When circumstances dictate using a natural tooth abutment, a telescopic coping should be considered. This is permanently cemented to the natural tooth and can prevent decay if loosening occurs. Provisional cement is used to attach the prosthesis to the coping. If it leaches out of the implant crown, the natural tooth will still be protected.
PROSTHETIC FAILURE
Additional implant prosthetic complications include fracture of the implant components or the prosthesis. Fracture of implant components is usually attributed to fatigue from biomechanical overload. Failure of the implant prosthesis is usually traceable to less than ideal laboratory procedures or prosthesis design .
SUMMARY
Implant-supported prostheses, using cylindrical osseointegrated fixtures placed by a two-stage surgical technique, should be considered in the treatment of any partially edentulous patient. They are a reliable solution to many situations that are difficult to treat by conventional measures: the patient who cannot wear removable appliances, the patient with a long edentulous span or other circumstance (e.g., short roots) that diminishes the prognosis for an FPD, and the patient with a single missing tooth but sound adjacent teeth.
Success with implant prosthodontics requires the same attention to detail and careful planning as conventional fixed prosthodontics. Often a team approach is recommended, with a surgeon placing the implant and a restorative dentist designing the prosthesis. The critical stage is optimum placement of the implant(s). The surgeon s main concern is that it be well within the available bone and away from vital structures (e.g., the inferior dental canal). The restorative dentist s main concern is that the positioning and angulation of each fixture allow optimum occlusion, esthetics, and tissue health as well as minimum stresses at the implant-bone interface. Information obtained from a clinical examination, radiographs, and a diagnostic waxing on articulated casts is crucial to planning. Surgery is guided by a template made from the diagnostic waxing. Depending on the implant site, a two-stage surgical technique requires 3 to 6 months for bone to heal against the implant. In a second surgery, the implant is uncovered and implant abutments are screwed into place. Subsequently, a screw-retained prosthesis is fabricated to restore function and appearance.
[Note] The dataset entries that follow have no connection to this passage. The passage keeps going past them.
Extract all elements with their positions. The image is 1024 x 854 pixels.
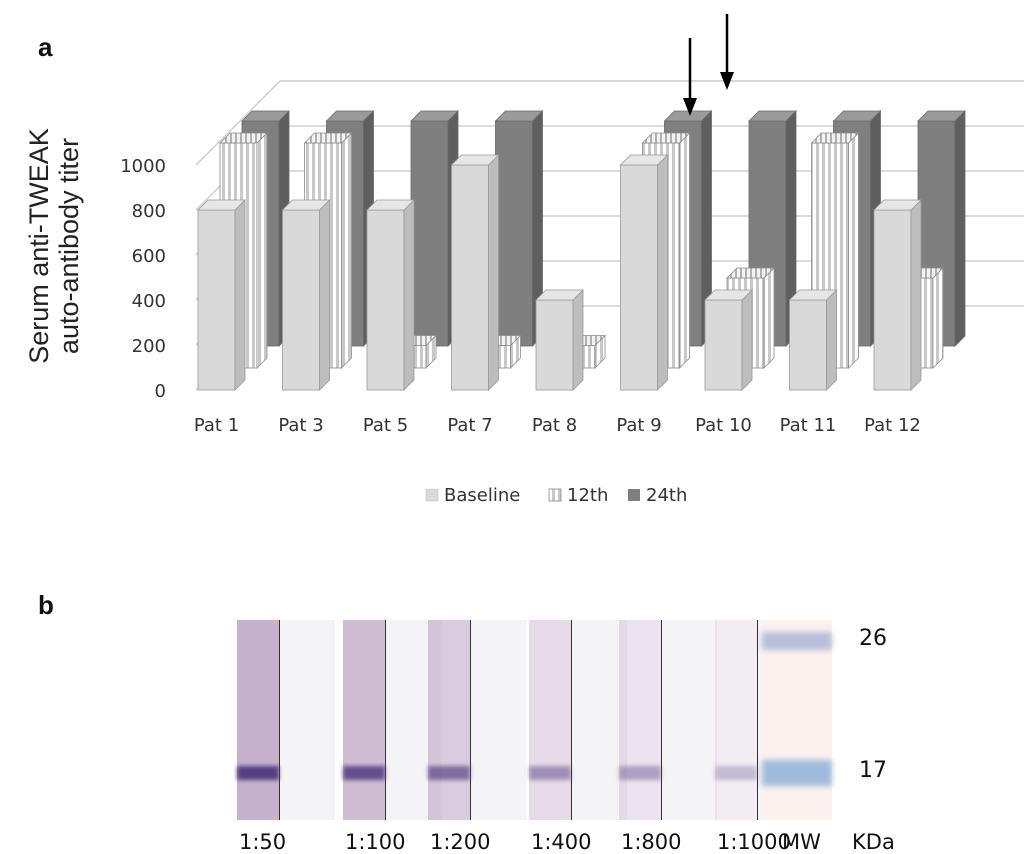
blot-lane-label: 1:200 (430, 830, 491, 854)
blot-lane-label: 1:400 (531, 830, 592, 854)
blot-lane-label: 1:1000 (717, 830, 791, 854)
blot-lane-strip (428, 620, 470, 820)
mw-band-26 (762, 632, 832, 650)
legend-label-baseline: Baseline (444, 485, 520, 506)
blot-blank-strip (385, 620, 441, 820)
blot-lane-strip (343, 620, 385, 820)
bar-pat-10-baseline (704, 289, 753, 391)
y-axis-label-line-2: auto-antibody titer (54, 138, 84, 354)
mw-marker-17: 17 (859, 758, 887, 783)
blot-band (237, 766, 279, 780)
blot-band (343, 766, 385, 780)
y-tick-label: 1000 (120, 156, 166, 177)
blot-blank-strip (571, 620, 627, 820)
x-tick-label: Pat 12 (864, 415, 921, 436)
legend-label-24th: 24th (646, 485, 687, 506)
blot-lane-strip (529, 620, 571, 820)
arrow-pat-10-head (720, 72, 734, 90)
arrow-pat-9-head (683, 98, 697, 116)
bar-pat-7-baseline (450, 154, 500, 391)
blot-band (428, 766, 470, 780)
blot-lane-strip (619, 620, 661, 820)
x-tick-label: Pat 8 (532, 415, 577, 436)
blot-lane-strip (715, 620, 757, 820)
bars (197, 110, 966, 391)
legend-label-12th: 12th (567, 485, 608, 506)
blot-band (529, 766, 571, 780)
x-tick-label: Pat 7 (447, 415, 492, 436)
bar-pat-9-baseline (619, 154, 669, 391)
blot-band (619, 766, 661, 780)
mw-band-17 (762, 760, 832, 786)
x-tick-label: Pat 11 (780, 415, 837, 436)
mw-label: MW (782, 830, 821, 854)
y-axis-label-line-1: Serum anti-TWEAK (24, 128, 54, 364)
kda-label: KDa (852, 830, 895, 854)
x-axis-ticks: Pat 1 Pat 3 Pat 5 Pat 7 Pat 8 Pat 9 Pat 10 Pat … (194, 415, 921, 436)
legend-swatch-baseline (425, 488, 439, 502)
bar-pat-12-baseline (873, 199, 922, 391)
bar-pat-11-baseline (788, 289, 838, 391)
mw-marker-lane (762, 620, 832, 820)
bar-pat-10-24th (748, 110, 797, 347)
blot-blank-strip (661, 620, 717, 820)
bar-pat-5-baseline (366, 199, 415, 391)
x-tick-label: Pat 1 (194, 415, 239, 436)
blot-blank-strip (470, 620, 526, 820)
panel-a-label: a (38, 32, 53, 62)
bar-pat-5-24th (410, 110, 459, 347)
x-tick-label: Pat 9 (616, 415, 661, 436)
y-tick-label: 400 (132, 291, 166, 312)
blot-lane-label: 1:100 (345, 830, 406, 854)
y-tick-label: 800 (132, 201, 166, 222)
western-blot-strips: 1:50 1:100 1:200 1:400 1:800 1:1000 MW KDa 26 17 (0, 600, 1024, 854)
bar-pat-1-baseline (197, 199, 246, 391)
mw-marker-26: 26 (859, 626, 887, 651)
y-tick-label: 200 (132, 336, 166, 357)
bar-pat-7-24th (494, 110, 544, 347)
y-tick-label: 600 (132, 246, 166, 267)
legend-swatch-24th (628, 489, 640, 501)
panel-b-label: b (38, 590, 54, 620)
bar-pat-3-baseline (281, 199, 331, 391)
blot-blank-strip (279, 620, 335, 820)
bar-pat-8-baseline (535, 289, 584, 391)
legend-swatch-12th (548, 488, 562, 502)
arrows (683, 14, 734, 116)
x-tick-label: Pat 3 (278, 415, 323, 436)
blot-band (715, 766, 757, 780)
blot-lane-strip (237, 620, 279, 820)
x-tick-label: Pat 5 (363, 415, 408, 436)
blot-lane-label: 1:50 (239, 830, 287, 854)
y-axis-ticks: 0 200 400 600 800 1000 (120, 156, 166, 402)
blot-lane-label: 1:800 (621, 830, 682, 854)
x-tick-label: Pat 10 (695, 415, 752, 436)
y-tick-label: 0 (155, 381, 166, 402)
legend: Baseline 12th 24th (425, 485, 687, 506)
Several implant systems are available, each with a variety of components for restorative management (e.g., an antirotational feature incorporated in an implant for single tooth replacement). Problems unique to implant prosthodontics include screw loosening and bone loss from premature loading or repeated overloading. Occlusal considerations, prosthesis fit, plaque control, and follow-up care are all primary concerns to the professionals who deal with implants and conventionally supported prostheses.